L’orgue de l’hiver

 

 

Sombre est ton temple : basse est ta voûte,

Ô jour de la Toussaint !

L’hymne de l’été s’y éteint comme le frémissement

De la cloche qui tinte.

Le noir nuage déchire son manteau

Et les pâles haillons du bosquet s’envolent au vent.

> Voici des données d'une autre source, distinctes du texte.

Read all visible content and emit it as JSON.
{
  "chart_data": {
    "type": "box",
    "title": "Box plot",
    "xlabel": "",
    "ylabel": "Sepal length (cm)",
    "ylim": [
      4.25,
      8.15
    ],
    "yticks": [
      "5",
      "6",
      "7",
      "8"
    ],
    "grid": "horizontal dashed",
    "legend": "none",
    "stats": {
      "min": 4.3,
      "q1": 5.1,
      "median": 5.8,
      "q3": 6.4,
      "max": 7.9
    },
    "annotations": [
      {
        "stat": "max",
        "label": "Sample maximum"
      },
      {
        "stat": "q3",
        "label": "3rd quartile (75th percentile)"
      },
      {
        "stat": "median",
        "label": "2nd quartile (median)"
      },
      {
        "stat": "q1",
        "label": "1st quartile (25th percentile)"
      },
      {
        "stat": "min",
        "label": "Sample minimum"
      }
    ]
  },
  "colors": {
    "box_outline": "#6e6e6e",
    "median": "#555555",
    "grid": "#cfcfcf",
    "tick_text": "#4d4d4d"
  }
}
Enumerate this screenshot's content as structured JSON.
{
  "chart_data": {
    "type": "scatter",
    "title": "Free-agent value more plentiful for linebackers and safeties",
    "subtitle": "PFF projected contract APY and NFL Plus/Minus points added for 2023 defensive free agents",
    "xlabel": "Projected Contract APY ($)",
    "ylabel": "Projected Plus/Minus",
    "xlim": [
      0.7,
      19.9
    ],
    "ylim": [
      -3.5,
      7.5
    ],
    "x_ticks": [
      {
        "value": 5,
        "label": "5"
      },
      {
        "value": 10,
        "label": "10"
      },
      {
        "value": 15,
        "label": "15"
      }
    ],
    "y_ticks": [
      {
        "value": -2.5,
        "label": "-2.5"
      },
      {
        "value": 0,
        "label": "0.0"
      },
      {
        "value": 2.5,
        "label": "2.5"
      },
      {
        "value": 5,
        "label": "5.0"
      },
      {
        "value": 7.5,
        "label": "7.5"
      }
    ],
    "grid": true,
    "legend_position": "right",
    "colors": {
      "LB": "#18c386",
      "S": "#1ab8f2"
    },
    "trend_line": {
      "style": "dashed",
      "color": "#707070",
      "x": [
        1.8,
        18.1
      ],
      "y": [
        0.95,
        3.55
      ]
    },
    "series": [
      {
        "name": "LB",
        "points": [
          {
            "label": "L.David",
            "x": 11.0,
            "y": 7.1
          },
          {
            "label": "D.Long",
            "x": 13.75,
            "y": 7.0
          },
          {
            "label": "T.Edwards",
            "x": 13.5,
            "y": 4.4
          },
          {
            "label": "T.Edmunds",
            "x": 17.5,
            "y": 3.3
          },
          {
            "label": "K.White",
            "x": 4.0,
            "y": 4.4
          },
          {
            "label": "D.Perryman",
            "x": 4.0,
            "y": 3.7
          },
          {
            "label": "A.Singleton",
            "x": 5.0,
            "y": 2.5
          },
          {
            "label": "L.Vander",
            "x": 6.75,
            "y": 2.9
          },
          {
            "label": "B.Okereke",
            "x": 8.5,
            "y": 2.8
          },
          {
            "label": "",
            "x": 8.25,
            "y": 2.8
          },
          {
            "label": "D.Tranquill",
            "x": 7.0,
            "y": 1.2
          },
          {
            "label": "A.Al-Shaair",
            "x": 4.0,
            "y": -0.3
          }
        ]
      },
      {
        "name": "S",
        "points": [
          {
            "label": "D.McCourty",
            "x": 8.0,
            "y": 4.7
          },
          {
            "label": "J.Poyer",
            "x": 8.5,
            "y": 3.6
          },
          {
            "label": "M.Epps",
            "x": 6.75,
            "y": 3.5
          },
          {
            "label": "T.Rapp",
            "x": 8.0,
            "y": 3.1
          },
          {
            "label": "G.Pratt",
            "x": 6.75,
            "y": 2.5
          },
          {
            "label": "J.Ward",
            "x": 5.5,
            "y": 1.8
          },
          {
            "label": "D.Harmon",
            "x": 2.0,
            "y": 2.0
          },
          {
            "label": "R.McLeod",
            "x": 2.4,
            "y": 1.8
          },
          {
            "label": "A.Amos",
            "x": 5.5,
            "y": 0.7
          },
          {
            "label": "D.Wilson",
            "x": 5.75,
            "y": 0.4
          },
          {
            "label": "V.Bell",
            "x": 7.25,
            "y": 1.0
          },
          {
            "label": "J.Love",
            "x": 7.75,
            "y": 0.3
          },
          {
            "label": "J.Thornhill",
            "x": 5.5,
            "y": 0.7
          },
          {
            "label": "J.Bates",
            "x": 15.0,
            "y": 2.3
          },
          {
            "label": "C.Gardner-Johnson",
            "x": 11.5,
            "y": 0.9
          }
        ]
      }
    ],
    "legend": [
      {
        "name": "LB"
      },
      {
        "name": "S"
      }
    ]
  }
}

La nuit chante la messe de tout ce qui est mort :

toute herbe et toute chair.

 

Le jour point à nouveau et sa lumière est blanche

Et son tranchant bleui.

Un monde dur et blanc

Surgit au milieu de la mort.

Les soirs de givre se dressent des colonnes :

Ce sont les tuyaux d’argent de l’orgue

Que l’hiver élève

Au milieu des ténèbres et des ruines.

 

Il est passé, le temps léger des feuilles,

Celui aussi du pré bruissant.

Trop faible est l’arc plein de sève,

Trop tendre la corde tressée de fleurs,

Mais le pin sur les monts, le sapin dans le val

Résonnent encor comme un rude prestant.

Sainte Cécile accorde son instrument

Pour l’Avent du Seigneur.

 

Maintenant le grand parvis du temple

Est comme un pré de lys.

Tire tous les registres et le grave bourdon

Et la stridente trompette.

Entonne l’hymne pour ton roi, ô vierge des voix !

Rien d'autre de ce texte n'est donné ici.